HCA also pledged $430 million over five years in capital expenditures and won’t sell Mission’s six rehabilitation and acute-care hospitals for at least 10 years. The two parties propose a $50 million fund to invest in innovative health care companies that would benefit the region.
The merger has drawn criticism because of concerns that for-profit HCA will benefit from future earnings that would have accrued to not-for-profit Mission and fears that quality of care will suffer. For many years, various surveys have ranked Mission as one of the nation’s top-performing hospitals based on patient outcomes, outpacing other N.C. peers.
But Mission is making the right move because HCA can maintain quality and operate more efficiently due to its vast size, says John Ball, an Asheville physician who chairs Mission Health’s board. HCA had annual revenue of $44 billion in 2017, versus Mission’s $1.6 billion.
While Ball says Mission would face unrelenting pressure to cut costs, the system’s reports to bond-rating agencies show operating profit has increased in each of the last three fiscal years.
The key beneficiary of the sale is a new nonprofit foundation, Dogwood Health Trust, whose mission is improving health care outcomes in the region. If it gives away 5% of a $1.5 billion endowment, or $75 million, Dogwood would roughly match the amount of annual “community benefits” that Mission Health reported in its last public tax filing.
Ingles holds on
Fears that the expansion of Germany-based Aldi and Lidl and Lakeland, Fla.-based Publix Super Markets across North Carolina would damage Ingles Markets have unnerved some investors in the last two years. But the Black Mountain-based supermarket chain has bounced back, with shares gaining more than 40% over the last year. Ingles surprised analysts, with profit more than doubling to $78.9 million during the three quarters ending June 30.
Revenue increased 4.7% to $3 billion in that period. Sales at stores open at least one year increased 1.9%, a positive signal given the increased competition sparked by its rivals’ expansions.
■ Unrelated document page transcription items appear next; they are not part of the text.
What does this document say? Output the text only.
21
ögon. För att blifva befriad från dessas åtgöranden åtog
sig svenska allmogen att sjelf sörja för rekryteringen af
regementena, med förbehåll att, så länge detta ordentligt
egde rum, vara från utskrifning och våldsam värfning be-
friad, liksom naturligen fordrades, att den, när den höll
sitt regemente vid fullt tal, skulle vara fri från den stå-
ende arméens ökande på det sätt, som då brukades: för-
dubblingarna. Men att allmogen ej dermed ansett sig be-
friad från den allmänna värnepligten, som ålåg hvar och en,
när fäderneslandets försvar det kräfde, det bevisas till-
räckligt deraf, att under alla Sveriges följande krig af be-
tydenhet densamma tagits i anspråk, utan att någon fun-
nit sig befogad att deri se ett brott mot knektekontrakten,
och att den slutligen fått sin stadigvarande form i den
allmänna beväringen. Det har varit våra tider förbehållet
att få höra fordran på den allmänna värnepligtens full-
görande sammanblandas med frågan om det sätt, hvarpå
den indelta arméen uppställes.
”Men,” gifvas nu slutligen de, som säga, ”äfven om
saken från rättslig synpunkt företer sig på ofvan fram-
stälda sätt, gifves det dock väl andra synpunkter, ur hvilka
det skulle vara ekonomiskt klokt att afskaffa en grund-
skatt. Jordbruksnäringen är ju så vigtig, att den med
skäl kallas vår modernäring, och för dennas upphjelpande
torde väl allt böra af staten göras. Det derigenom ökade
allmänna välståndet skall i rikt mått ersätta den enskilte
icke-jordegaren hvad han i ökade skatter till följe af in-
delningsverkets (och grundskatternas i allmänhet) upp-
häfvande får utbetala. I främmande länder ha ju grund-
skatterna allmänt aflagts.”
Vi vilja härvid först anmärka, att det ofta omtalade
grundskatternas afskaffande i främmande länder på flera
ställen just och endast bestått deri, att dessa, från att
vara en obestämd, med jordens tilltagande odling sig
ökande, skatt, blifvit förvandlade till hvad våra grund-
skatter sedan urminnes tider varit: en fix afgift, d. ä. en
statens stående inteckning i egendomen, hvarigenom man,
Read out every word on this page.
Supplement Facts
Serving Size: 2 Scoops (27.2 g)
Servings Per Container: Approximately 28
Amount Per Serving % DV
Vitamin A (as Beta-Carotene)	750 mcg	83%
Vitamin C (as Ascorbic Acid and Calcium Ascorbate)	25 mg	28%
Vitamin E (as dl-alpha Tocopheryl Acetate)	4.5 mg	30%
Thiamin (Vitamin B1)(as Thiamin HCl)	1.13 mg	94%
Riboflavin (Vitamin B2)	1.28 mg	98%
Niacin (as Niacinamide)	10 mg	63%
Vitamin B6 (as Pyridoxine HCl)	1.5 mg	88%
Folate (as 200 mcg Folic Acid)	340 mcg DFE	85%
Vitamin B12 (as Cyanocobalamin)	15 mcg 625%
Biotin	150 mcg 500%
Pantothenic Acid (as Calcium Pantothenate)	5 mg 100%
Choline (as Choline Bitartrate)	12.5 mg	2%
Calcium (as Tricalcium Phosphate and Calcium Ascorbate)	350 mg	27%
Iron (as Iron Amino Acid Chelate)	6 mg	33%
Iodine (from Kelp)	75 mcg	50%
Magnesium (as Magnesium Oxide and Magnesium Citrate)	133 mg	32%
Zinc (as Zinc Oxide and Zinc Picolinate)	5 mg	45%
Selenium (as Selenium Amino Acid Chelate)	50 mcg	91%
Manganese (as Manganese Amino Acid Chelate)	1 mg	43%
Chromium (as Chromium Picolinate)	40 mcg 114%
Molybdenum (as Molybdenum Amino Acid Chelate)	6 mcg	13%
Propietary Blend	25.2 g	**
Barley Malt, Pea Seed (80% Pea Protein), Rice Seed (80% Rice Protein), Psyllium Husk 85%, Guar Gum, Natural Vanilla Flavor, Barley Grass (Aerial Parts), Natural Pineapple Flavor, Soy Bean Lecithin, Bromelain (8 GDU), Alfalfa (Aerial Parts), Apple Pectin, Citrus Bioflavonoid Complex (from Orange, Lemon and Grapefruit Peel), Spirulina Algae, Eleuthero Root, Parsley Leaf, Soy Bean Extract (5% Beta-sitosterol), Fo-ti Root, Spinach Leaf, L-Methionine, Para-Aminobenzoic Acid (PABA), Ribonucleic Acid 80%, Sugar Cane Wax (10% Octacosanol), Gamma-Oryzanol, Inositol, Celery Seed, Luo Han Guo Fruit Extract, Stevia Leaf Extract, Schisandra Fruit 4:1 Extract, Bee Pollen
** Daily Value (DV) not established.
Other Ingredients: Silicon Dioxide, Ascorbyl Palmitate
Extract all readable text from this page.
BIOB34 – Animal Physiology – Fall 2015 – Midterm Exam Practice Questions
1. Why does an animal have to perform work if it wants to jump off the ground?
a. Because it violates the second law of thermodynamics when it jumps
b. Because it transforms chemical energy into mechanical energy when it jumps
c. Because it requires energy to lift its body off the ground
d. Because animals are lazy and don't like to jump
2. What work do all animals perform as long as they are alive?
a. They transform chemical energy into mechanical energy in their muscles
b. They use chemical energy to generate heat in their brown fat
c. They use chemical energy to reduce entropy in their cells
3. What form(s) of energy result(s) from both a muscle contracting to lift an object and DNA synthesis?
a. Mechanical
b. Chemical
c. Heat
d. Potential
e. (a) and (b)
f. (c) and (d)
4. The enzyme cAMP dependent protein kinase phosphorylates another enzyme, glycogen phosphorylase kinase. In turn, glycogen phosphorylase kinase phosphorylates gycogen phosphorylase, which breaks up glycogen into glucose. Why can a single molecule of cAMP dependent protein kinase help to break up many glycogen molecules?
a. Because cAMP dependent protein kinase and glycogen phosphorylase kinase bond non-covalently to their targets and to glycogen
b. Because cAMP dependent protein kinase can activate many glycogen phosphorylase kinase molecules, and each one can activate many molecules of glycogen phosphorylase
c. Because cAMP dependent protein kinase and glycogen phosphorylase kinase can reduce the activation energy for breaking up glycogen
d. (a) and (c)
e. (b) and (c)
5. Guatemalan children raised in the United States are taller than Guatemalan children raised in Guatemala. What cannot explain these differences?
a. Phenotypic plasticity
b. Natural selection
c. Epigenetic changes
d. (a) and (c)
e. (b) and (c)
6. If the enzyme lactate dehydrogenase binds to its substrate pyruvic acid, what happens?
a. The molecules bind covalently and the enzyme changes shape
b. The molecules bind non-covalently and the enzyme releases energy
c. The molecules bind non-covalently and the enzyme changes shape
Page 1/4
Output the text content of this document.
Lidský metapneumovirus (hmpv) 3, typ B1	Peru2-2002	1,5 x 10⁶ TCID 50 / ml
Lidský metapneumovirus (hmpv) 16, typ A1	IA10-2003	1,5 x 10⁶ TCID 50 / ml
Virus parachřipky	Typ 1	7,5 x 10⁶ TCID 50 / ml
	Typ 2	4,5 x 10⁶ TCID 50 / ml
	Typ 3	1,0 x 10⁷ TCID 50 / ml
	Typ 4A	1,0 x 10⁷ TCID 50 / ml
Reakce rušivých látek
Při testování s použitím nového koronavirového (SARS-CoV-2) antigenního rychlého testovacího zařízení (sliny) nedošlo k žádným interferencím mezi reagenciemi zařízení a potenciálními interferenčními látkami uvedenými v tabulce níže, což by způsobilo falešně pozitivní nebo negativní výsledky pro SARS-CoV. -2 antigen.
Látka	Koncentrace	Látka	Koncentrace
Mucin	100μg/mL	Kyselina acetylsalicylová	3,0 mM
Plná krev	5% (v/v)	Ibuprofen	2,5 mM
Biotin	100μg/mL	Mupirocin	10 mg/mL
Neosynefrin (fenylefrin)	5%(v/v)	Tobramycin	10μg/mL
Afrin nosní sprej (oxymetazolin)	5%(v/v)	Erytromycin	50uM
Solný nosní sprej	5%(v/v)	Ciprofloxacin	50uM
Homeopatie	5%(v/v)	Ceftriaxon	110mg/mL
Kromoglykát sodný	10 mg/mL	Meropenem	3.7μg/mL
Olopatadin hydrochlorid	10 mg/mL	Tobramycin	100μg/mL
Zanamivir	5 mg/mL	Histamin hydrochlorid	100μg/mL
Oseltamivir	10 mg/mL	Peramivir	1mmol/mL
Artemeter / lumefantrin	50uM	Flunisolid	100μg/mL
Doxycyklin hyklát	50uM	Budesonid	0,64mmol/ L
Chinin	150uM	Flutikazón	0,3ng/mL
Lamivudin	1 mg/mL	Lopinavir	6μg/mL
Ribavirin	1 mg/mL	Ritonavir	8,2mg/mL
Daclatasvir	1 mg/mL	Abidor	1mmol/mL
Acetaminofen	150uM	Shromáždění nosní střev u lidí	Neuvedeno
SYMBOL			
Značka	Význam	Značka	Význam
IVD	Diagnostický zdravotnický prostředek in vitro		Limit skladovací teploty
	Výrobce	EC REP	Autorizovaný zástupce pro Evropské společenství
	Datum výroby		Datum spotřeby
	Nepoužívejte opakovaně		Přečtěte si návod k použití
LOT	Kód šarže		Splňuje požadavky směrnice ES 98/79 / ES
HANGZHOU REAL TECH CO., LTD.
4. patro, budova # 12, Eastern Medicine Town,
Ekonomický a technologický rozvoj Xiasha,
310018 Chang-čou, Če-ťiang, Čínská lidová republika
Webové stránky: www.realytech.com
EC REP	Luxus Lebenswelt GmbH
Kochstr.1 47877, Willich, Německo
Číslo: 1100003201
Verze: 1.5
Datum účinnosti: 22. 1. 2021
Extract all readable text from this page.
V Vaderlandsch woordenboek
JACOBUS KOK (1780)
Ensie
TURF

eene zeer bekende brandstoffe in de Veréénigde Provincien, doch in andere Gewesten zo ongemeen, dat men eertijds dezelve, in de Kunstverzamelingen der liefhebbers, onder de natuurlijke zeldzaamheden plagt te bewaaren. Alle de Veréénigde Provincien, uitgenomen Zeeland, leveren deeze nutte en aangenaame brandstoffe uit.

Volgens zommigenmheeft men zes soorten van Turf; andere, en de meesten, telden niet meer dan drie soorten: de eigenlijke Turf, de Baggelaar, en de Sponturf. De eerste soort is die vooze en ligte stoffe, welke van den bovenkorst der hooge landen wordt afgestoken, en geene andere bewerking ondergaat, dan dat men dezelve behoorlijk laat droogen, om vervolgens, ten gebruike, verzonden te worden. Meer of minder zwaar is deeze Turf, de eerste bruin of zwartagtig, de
Formed in 1963, Ingles now has about 200 stores in six states. Its most recent opening was a 72,000-square-foot store in Statesville in March. That footprint is 60% bigger than the Publix that opened in the Iredell County town in March 2017, and triple the size of Aldi and Lidl stores.
Lidl, which opened its first N.C. stores in June 2017, had 17 locations in the state as of mid-September. Publix has opened 38 N.C. stores since 2014.
ARDEN — Germany-based vehicle-parts manufacturer Reich will invest $10.9 million and add 15 jobs to its 148. The annual average wage will be 40% higher than Buncombe County’s $41,856.
BOONE — El Paso, Texas-based Mount Franklin Foods acquired Hospitality Mints for an undisclosed amount. Started in 1976, Hospitality Mints makes individually wrapped candies and mints.
ASHEVILLE — CAB Financial, which operates Carolina Alliance Bank, will be acquired by Newark, Ohio-based Park National for about $142 million. The Spartanburg, S.C.-based bank with $730 million in assets has N.C. offices here and in Charlotte and Hendersonville.
ASHEVILLE — The Center for Craft, Creativity & Design received $5.7 million from the Windgate Charitable Foundation of Little Rock, Ark., to endow fellowship programs for artists and curators. The nonprofit was founded in 1996.
CULLOWHEE — Western Carolina University reported a 6.6% increase in fall undergraduate enrollment following introduction of the N.C. Promise program, which offers reduced in-state tuition of $1,000 a year.